Ela ajeitou a camisa de tecido fino por baixo do casaco de couro preto antes de se voltar para mim novamente.

-então... – ela diz, se sentando na mesa em frente à minha. – dizem as más línguas que você achou uma cabeça na sua lixeira ontem de manhã.

Obviamente todo o zum-zum-zum da sala aquietou-se e subitamente trinta pares de olhos se voltavam para nós dois. Eu comecei a suar mesmo com o frio de cinco graus que estava fazendo lá fora, e foi só depois de respirar bem fundo que eu consegui falar sem gaguejar.

-é. Achei. – digo, curto.

Ela volta a sorrir de maneira felina. Seus olhos afiados me examinam de cima a baixo.
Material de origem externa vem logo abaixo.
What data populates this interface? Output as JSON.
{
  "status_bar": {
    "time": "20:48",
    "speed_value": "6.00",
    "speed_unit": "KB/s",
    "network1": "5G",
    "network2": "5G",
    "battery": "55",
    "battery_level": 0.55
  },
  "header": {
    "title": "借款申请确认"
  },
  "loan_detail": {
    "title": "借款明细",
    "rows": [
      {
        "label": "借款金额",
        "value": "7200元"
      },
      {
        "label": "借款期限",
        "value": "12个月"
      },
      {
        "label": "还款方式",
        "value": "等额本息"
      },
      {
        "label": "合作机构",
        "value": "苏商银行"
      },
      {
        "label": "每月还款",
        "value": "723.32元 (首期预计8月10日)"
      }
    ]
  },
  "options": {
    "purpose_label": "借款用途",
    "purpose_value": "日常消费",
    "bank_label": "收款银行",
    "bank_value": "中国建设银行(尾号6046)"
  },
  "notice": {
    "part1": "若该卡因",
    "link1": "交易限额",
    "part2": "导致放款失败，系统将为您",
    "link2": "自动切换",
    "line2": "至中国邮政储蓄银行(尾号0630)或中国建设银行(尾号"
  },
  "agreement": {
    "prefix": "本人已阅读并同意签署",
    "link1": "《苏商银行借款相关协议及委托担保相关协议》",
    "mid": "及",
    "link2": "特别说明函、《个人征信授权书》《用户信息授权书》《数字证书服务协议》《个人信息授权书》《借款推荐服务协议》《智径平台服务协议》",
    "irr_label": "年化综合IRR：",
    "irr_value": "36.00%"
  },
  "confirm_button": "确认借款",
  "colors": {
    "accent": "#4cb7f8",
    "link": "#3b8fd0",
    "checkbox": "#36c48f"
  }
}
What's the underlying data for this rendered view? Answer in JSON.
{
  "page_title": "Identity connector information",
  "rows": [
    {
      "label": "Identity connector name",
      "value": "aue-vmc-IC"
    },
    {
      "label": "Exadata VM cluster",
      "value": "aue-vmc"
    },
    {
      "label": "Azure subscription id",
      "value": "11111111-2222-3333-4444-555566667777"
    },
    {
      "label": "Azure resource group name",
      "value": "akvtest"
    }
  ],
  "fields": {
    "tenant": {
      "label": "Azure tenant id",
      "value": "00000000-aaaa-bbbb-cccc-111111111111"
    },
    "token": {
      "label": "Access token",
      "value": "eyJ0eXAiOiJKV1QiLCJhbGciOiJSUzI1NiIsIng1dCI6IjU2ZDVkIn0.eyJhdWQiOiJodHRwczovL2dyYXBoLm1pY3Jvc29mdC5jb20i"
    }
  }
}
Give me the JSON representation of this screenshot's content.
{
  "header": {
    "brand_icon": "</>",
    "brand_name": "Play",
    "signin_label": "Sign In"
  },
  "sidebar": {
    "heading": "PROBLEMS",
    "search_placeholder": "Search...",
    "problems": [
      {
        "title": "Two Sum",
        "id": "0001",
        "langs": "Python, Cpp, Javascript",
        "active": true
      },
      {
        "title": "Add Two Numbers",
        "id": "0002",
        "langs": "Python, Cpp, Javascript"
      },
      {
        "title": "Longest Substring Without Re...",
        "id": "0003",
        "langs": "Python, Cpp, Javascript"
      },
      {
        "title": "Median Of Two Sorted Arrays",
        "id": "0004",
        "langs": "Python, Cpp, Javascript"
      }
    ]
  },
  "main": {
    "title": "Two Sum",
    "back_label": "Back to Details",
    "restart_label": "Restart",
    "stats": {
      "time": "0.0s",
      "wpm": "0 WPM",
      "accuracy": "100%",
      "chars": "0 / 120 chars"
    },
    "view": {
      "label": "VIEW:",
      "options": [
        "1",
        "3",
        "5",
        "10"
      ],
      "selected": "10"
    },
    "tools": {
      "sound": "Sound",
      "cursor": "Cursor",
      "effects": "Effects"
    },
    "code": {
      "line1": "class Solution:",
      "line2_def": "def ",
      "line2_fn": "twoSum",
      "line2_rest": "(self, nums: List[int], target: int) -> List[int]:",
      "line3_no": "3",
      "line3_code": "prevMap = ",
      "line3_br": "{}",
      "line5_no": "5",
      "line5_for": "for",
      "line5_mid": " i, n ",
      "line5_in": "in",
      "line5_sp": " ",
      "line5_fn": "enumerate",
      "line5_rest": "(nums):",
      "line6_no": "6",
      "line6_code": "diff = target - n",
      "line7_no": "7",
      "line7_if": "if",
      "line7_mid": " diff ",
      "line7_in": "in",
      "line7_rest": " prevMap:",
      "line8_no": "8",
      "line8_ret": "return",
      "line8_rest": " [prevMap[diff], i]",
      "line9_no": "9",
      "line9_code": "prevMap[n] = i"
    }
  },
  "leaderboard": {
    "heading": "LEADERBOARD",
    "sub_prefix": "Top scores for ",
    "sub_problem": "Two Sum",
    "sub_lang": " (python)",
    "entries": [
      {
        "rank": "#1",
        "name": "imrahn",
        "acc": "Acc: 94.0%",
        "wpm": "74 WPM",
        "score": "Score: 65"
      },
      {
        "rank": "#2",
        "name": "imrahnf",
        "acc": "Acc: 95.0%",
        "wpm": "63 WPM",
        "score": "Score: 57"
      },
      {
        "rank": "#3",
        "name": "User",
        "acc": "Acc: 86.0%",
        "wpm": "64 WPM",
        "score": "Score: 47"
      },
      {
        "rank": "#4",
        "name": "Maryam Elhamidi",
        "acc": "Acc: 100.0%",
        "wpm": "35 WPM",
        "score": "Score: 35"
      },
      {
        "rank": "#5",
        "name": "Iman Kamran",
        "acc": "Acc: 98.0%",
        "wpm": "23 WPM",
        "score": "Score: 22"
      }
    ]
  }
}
-e quem era? Você a conhece? – ela indaga.

A essa altura toda a sala já estava sussurrando.

-não, mas... Eu tive a impressão de que já a havia visto em algum lugar.

Foi nesse momento que os autofalantes espalhados pela escola quase me mataram do coração, anunciando:

-atenção alunos. Chamada de emergência. Dirijam-se com calma até o ginásio. Não é necessário ter pânico. Os professores acompanharão cada turma até suas respectivas posições.

Bem na deixa, nossa professora chegou, um passarinho assustado, seus cabelos curtos meio bagunçados e seus belos olhos amendoados esbugalhados e cheios de olheiras.

-ahem. – ela diz, limpando a garganta. – por favor, me sigam.

Todos os alunos arrumaram seus materiais escolares e seguiram a professora até o ginásio em fila indiana. Era assustadora a quantidade de gente que se reunira. Aquela era uma das poucas escolas da pequena cidade, e mesmo com relativamente poucas pessoas por metro quadrado e uma densidade populacional mais leve do que a de outras cidades do mesmo tamanho, Fallen Hills ainda tinha bastante gente, um número que a cada ano aumentava mais com cada vez mais gente se mudando para cá em busca de alguma paz e tranquilidade.

Quando nós chegamos ao ginásio, a diretora estava uma bagunça: ela, que era normalmente tão elegante, estava com as roupas todas amassadas, o cabelo crespo cacheado todo despenteado, olheiras embaixo de seus olhos castanhos, e a expressão em seu rosto era a de quem havia visto um fantasma. Ela estava conversando com alguns inspetores, coordenadores e professores, e parecia muito preocupada.

Depois de alguns minutos, a diretora finalmente pegou o microfone e começou a falar. Nessa hora, um cara enorme, ruivo e com uma barba gigantesca se levantou de uma cadeira no canto do palco onde ela estava, e foi aí que eu finalmente vi o meu pai. Ele parecia cansado, e antes de a diretora começar a afalar eu já sabia do que o assunto se tratava.

-um-hm. Caros alunos. – sua voz baixa e cansada foi ouvida nos auto-falantes. – bem vindos. Perdoem a interrupção das aulas, mas temos um assunto muito importante a tratar. Como já devem saber, uma menina foi assassinada ontem.

Ouviram-se muitos murmúrios, e eu só queria enfiar a minha cara na minha mochila e sumir dali.

-o nome dela era Isabella Folks. Ela tinha dezesseis anos, cabelo castanho, pele clara, sardas no rosto. Ela era nossa aluna.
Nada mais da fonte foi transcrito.